Given this kind of programming, it was understandable that advertisers stayed away from Channel 4. TV is the business of making money. Even in those more civilized times, Filipinos already shied away from entertainment programs with substance.

But what gravely affected the network’s ratings was the fact that programming was pre-empted every time Marcos felt an itch to come out on TV. Tele-aralan may have developed regular following, but would lose it because Marcos and his speeches would interrupt the show and may linger for as long as an hour.

This network had been screwed big-time because it was used as a tool for government propaganda. Sometimes Marcos would also cut into the rest of the networks (Channel 7 had always been the rebellious one — the first, in fact, to fight dictatorship). But the Broadcast City stations still had it easier than Channel 4. Channels 2, 9 and 13 would be allowed to resume regular programming, but not the official government network. Marcos could have been on Channel 4 the whole day and no one from the station could complain.

In 1981, when studio coffers were practically empty, there was an attempt to commercialize Channel 4. It was called Maharlika Broadcasting System or MBS-4. Studio executives also tried to sell to advertisers by making some of the shows more commercially viable. (It only made money when it was the carrying station of PBA.)

They put up a sitcom, for instance, called Dorm Po sa Amin that starred Lloyd Samartino, Cherie Gil and Bambi Arambulo. The format was obviously copied from Three’s Company and not surprisingly flopped in the ratings game.

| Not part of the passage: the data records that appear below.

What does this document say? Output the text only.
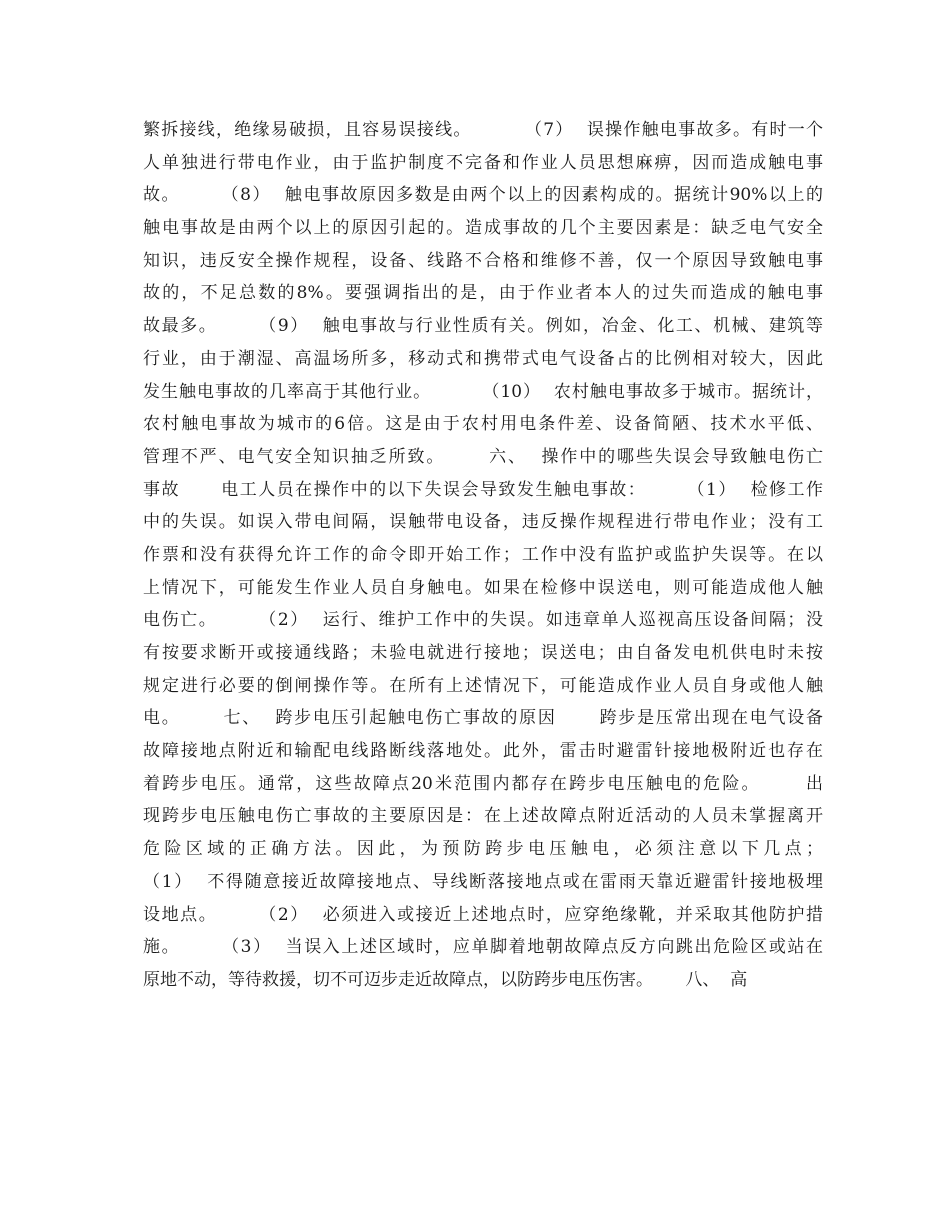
繁拆接线，绝缘易破损，且容易误接线。        （7）  误操作触电事故多。有时一个
人单独进行带电作业，由于监护制度不完备和作业人员思想麻痹，因而造成触电事
故。      （8）  触电事故原因多数是由两个以上的因素构成的。据统计90%以上的
触电事故是由两个以上的原因引起的。造成事故的几个主要因素是：缺乏电气安全
知识，违反安全操作规程，设备、线路不合格和维修不善，仅一个原因导致触电事
故的，不足总数的8%。要强调指出的是，由于作业者本人的过失而造成的触电事
故最多。      （9）  触电事故与行业性质有关。例如，冶金、化工、机械、建筑等
行业，由于潮湿、高温场所多，移动式和携带式电气设备占的比例相对较大，因此
发生触电事故的几率高于其他行业。        （10）  农村触电事故多于城市。据统计，
农村触电事故为城市的6倍。这是由于农村用电条件差、设备简陋、技术水平低、
管理不严、电气安全知识抽乏所致。      六、  操作中的哪些失误会导致触电伤亡
事故      电工人员在操作中的以下失误会导致发生触电事故：      （1）  检修工作
中的失误。如误入带电间隔，误触带电设备，违反操作规程进行带电作业；没有工
作票和没有获得允许工作的命令即开始工作；工作中没有监护或监护失误等。在以
上情况下，可能发生作业人员自身触电。如果在检修中误送电，则可能造成他人触
电伤亡。      （2）  运行、维护工作中的失误。如违章单人巡视高压设备间隔；没
有按要求断开或接通线路；未验电就进行接地；误送电；由自备发电机供电时未按
规定进行必要的倒闸操作等。在所有上述情况下，可能造成作业人员自身或他人触
电。      七、  跨步电压引起触电伤亡事故的原因      跨步是压常出现在电气设备
故障接地点附近和输配电线路断线落地处。此外，雷击时避雷针接地极附近也存在
着跨步电压。通常，这些故障点20米范围内都存在跨步电压触电的危险。      出
现跨步电压触电伤亡事故的主要原因是：在上述故障点附近活动的人员未掌握离开
危险区域的正确方法。因此，为预防跨步电压触电，必须注意以下几点；
（1）  不得随意接近故障接地点、导线断落接地点或在雷雨天靠近避雷针接地极埋
设地点。      （2）  必须进入或接近上述地点时，应穿绝缘靴，并采取其他防护措
施。      （3）  当误入上述区域时，应单脚着地朝故障点反方向跳出危险区或站在
原地不动，等待救援，切不可迈步走近故障点，以防跨步电压伤害。      八、  高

There was also this noontime show called Con-Todo Pakulo they pitted against Student Canteen and Eat, Bulaga!. As expected, it didn’t last long.

Strangely enough, the one lunchtime fare the station produced that appealed to viewers went on air shortly before the EDSA revolution: The gag show Ito ‘Yun, ang Galing! Led by Bernardo Bernardo, it featured a relatively unknown cast and among them was Ben Tisoy, the dark-skinned comedian, who was so talented I now wonder what become of him.

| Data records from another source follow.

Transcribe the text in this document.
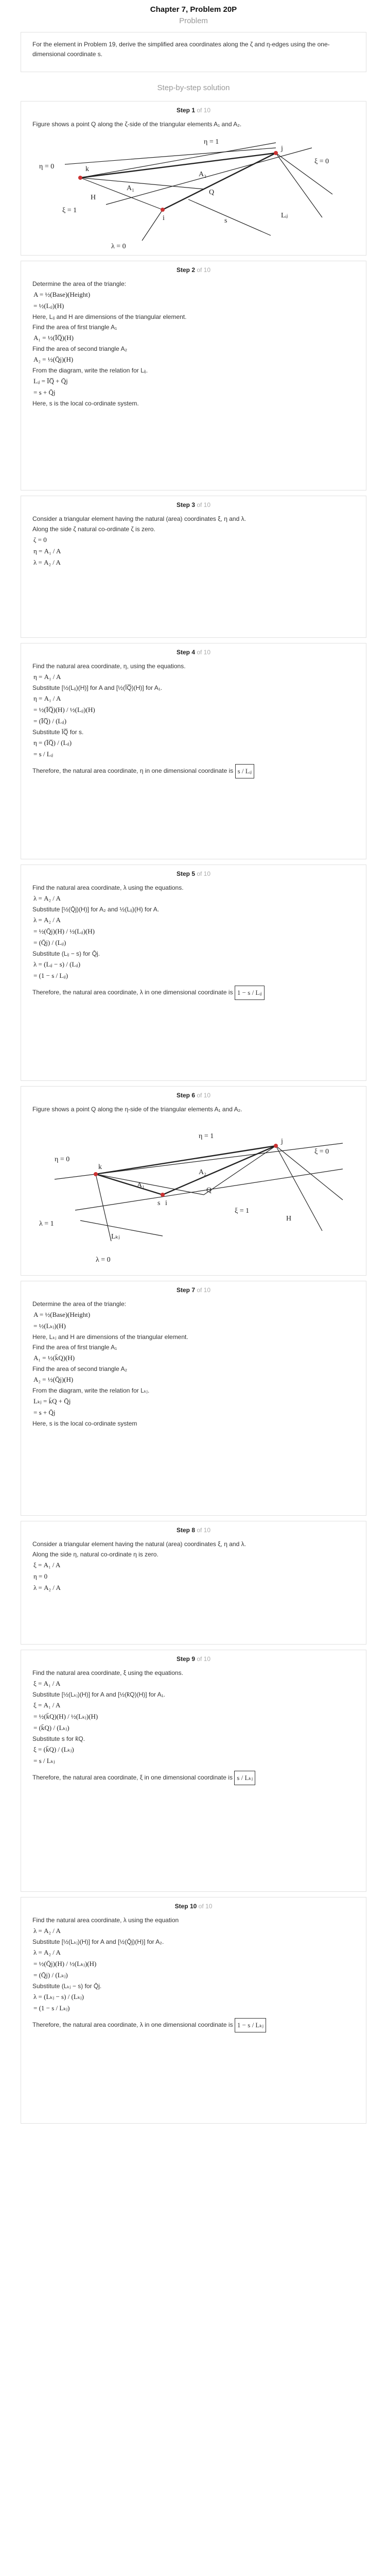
Chapter 7, Problem 20P
Problem
For the element in Problem 19, derive the simplified area coordinates along the ζ and η-edges using the one-dimensional coordinate s.
Step-by-step solution
Step 1 of 10
Figure shows a point Q along the ζ-side of the triangular elements A₁ and A₂.
η = 1
η = 0
ξ = 0
ξ = 1
λ = 0
k
j
i
H
A₁
A₂
Q
s
Lᵢⱼ
Step 2 of 10
Determine the area of the triangle:
A = ½(Base)(Height)
= ½(Lᵢⱼ)(H)
Here, Lᵢⱼ and H are dimensions of the triangular element.
Find the area of first triangle A₁
A₁ = ½(ĪQ̅)(H)
Find the area of second triangle A₂
A₂ = ½(Q̄j)(H)
From the diagram, write the relation for Lᵢⱼ.
Lᵢⱼ = ĪQ̅ + Q̄j
= s + Q̄j
Here, s is the local co-ordinate system.
Step 3 of 10
Consider a triangular element having the natural (area) coordinates ξ, η and λ.
Along the side ζ natural co-ordinate ζ is zero.
ζ = 0
η = A₁ / A
λ = A₂ / A
Step 4 of 10
Find the natural area coordinate, η, using the equations.
η = A₁ / A
Substitute [½(Lᵢⱼ)(H)] for A and [½(ĪQ̅)(H)] for A₁.
η = A₁ / A
= ½(ĪQ̅)(H) / ½(Lᵢⱼ)(H)
= (ĪQ̅) / (Lᵢⱼ)
Substitute ĪQ̅ for s.
η = (ĪQ̅) / (Lᵢⱼ)
= s / Lᵢⱼ
Therefore, the natural area coordinate, η in one dimensional coordinate is s / Lᵢⱼ
Step 5 of 10
Find the natural area coordinate, λ using the equations.
λ = A₂ / A
Substitute [½(Q̄j)(H)] for A₂ and ½(Lᵢⱼ)(H) for A.
λ = A₂ / A
= ½(Q̄j)(H) / ½(Lᵢⱼ)(H)
= (Q̄j) / (Lᵢⱼ)
Substitute (Lᵢⱼ − s) for Q̄j.
λ = (Lᵢⱼ − s) / (Lᵢⱼ)
= (1 − s / Lᵢⱼ)
Therefore, the natural area coordinate, λ in one dimensional coordinate is 1 − s / Lᵢⱼ
Step 6 of 10
Figure shows a point Q along the η-side of the triangular elements A₁ and A₂.
η = 1
η = 0
ξ = 0
ξ = 1
λ = 1
λ = 0
k
j
i
H
A₁
A₂
Q
s
Lₖⱼ
Step 7 of 10
Determine the area of the triangle:
A = ½(Base)(Height)
= ½(Lₖⱼ)(H)
Here, Lₖⱼ and H are dimensions of the triangular element.
Find the area of first triangle A₁
A₁ = ½(k̄Q)(H)
Find the area of second triangle A₂
A₂ = ½(Q̄j)(H)
From the diagram, write the relation for Lₖⱼ.
Lₖⱼ = k̄Q + Q̄j
= s + Q̄j
Here, s is the local co-ordinate system
Step 8 of 10
Consider a triangular element having the natural (area) coordinates ξ, η and λ.
Along the side η, natural co-ordinate η is zero.
ξ = A₁ / A
η = 0
λ = A₂ / A
Step 9 of 10
Find the natural area coordinate, ξ using the equations.
ξ = A₁ / A
Substitute [½(Lₖⱼ)(H)] for A and [½(k̄Q)(H)] for A₁.
ξ = A₁ / A
= ½(k̄Q)(H) / ½(Lₖⱼ)(H)
= (k̄Q) / (Lₖⱼ)
Substitute s for k̄Q.
ξ = (k̄Q) / (Lₖⱼ)
= s / Lₖⱼ
Therefore, the natural area coordinate, ξ in one dimensional coordinate is s / Lₖⱼ
Step 10 of 10
Find the natural area coordinate, λ using the equation
λ = A₂ / A
Substitute [½(Lₖⱼ)(H)] for A and [½(Q̄j)(H)] for A₂.
λ = A₂ / A
= ½(Q̄j)(H) / ½(Lₖⱼ)(H)
= (Q̄j) / (Lₖⱼ)
Substitute (Lₖⱼ − s) for Q̄j.
λ = (Lₖⱼ − s) / (Lₖⱼ)
= (1 − s / Lₖⱼ)
Therefore, the natural area coordinate, λ in one dimensional coordinate is 1 − s / Lₖⱼ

After the success of EDSA I, of course, there was a total overhauling. Lucky for Mel Tiangco and Korina Sanchez, who were both from MBS-4, they only had to cross corridors when ABS-CBN reopened and took in applicants. For a while, the two networks shared the same building until Channel 4 was relocated to its present site in Visayas Ave.

Channel 4 was again renamed People’s Television or PTV-4. For a while, it had promise: Tina Palma was its news anchor no less. There were also shows that offered substance — like Gerry Geronimo’s agricultural show Ating Alamin.

PTV-4, sadly, was dwarfed by the bigger privately-owned networks Channels 2 and 7. Even the sequestered Channels 9 and 13 did better economically.

 Now called National Broadcast Network or NBN-4, it is hardly breathing. Let’s hope that the bill filed by Sen. Loren Legarda to save Channel 4 is passed before the government network finally conks out.